'relying party' and 'identity consumer'

Martin Atkins mart at degeneration.co.uk
Mon Nov 28 00:33:29 PST 2005


Joaquin Miller wrote:
> Thanks, Josh.
> 
> Yeah, Martin, you are right. 
> 'Relying party' without context is not helpful.
> 
> A longer term, that carries with it the context, will be fine.  Given how the 
> world works, it will be shortened.
> 
> How about, for example:  'identity system relying party' ?
> 

As I noted before, I've only really guessed what is meant by "relying
party" through the usage of others.

Would the term also be suitable to describe the following party?
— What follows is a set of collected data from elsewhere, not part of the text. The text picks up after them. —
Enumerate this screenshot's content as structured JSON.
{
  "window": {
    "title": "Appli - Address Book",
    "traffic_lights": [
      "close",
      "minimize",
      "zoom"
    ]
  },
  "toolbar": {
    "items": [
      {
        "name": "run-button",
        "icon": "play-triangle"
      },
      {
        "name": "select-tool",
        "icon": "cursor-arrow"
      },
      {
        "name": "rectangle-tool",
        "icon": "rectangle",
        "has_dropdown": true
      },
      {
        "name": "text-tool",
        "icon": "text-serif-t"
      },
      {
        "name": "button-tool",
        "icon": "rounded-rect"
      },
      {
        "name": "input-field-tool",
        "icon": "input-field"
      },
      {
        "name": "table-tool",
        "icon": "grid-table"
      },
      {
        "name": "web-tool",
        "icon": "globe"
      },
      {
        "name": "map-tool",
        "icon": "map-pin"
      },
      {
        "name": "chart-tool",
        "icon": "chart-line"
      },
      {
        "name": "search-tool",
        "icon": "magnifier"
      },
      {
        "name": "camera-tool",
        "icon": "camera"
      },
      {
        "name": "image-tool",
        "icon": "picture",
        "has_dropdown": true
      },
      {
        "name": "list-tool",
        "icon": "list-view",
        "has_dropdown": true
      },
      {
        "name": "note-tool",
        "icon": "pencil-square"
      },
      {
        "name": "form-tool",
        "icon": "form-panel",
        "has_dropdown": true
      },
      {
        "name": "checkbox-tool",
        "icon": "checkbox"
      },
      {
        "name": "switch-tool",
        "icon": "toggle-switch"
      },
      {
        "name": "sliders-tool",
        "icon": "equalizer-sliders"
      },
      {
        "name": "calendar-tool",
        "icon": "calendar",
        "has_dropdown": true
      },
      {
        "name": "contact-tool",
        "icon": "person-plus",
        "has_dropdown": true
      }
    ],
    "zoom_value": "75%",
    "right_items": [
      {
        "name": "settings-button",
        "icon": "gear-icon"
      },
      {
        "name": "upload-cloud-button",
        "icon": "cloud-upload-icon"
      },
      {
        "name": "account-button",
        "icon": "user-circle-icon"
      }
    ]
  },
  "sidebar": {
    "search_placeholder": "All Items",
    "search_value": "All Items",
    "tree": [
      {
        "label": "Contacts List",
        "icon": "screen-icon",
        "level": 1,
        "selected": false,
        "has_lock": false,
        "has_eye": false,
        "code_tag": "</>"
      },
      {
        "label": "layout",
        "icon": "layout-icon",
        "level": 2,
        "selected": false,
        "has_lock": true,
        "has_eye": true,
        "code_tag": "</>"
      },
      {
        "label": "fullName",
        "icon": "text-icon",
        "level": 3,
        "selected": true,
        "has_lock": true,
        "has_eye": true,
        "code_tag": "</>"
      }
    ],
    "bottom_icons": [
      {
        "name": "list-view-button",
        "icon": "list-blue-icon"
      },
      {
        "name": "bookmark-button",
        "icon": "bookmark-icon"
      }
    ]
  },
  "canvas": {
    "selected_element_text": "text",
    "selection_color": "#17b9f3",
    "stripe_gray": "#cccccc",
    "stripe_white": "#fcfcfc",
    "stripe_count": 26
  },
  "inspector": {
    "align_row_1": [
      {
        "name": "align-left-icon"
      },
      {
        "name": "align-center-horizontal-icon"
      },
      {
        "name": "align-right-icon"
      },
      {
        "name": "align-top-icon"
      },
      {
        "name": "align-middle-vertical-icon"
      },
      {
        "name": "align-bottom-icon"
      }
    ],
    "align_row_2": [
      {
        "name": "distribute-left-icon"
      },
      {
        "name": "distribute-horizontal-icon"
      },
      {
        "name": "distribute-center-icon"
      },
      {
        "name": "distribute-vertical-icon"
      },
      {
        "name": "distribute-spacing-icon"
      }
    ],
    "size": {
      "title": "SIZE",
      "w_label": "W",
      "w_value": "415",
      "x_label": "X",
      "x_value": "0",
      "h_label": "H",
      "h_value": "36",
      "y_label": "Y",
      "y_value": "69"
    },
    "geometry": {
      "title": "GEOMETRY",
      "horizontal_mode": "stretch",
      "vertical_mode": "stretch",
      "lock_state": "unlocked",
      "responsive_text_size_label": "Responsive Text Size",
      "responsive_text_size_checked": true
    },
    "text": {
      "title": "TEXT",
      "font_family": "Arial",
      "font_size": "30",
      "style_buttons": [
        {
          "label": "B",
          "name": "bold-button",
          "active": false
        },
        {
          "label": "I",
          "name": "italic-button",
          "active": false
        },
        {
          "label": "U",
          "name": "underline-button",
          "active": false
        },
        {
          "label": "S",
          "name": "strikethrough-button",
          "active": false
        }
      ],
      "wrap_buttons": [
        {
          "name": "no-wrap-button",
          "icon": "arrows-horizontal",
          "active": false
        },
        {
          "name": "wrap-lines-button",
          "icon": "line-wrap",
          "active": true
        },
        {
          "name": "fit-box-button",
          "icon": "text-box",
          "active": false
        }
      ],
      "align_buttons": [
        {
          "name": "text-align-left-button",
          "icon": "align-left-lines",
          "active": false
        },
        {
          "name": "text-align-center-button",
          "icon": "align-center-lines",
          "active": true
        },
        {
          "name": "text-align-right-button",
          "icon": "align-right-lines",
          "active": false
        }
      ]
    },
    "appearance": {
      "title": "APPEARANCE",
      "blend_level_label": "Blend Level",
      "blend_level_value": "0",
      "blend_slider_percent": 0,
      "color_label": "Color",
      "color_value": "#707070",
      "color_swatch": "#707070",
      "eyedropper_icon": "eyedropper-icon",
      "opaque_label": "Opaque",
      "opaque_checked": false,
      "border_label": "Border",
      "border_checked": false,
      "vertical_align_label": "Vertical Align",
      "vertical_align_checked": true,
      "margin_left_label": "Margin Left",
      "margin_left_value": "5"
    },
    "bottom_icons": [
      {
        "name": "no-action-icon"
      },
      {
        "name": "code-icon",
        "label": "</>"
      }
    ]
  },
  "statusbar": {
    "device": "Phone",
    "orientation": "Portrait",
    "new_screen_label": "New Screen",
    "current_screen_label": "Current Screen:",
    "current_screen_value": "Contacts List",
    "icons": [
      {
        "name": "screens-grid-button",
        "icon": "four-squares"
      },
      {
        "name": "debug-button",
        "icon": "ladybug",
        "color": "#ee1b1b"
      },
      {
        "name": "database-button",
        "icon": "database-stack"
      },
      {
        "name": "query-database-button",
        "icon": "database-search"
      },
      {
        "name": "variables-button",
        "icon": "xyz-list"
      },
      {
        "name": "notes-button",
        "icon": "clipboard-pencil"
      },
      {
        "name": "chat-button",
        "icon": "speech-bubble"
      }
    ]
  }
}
Imagine that a website supports user-accompanied RPC. This is a term I
came up with to describe the process of granting one website one-time
permission to perform an operation on another website using a user's
browser as a conduit. The canonical example is having a weblog be an RPC
endpoint that accepts a "post this entry" call, which could then be used
from a photo-hosting site to post a photo to the weblog without needing
to disclose the account details.

Imagine also that the website is using YADIS to declare the operations
it supports. In this case, it's the website that has the "identity", not
a person. Our photohosting site asks the user to enter a YADIS identity
for himself and the URL of the site to post to. The photohosting site
then uses YADIS capability discovery to find out what versions of the
"post an entry to a weblog" capability are supported.

Would you say that in this case the photo hosting site is a "relying
party"? I'm not so sure that it's an identity consumer either, but if
we're going to start playing with terminology we might as well get it right.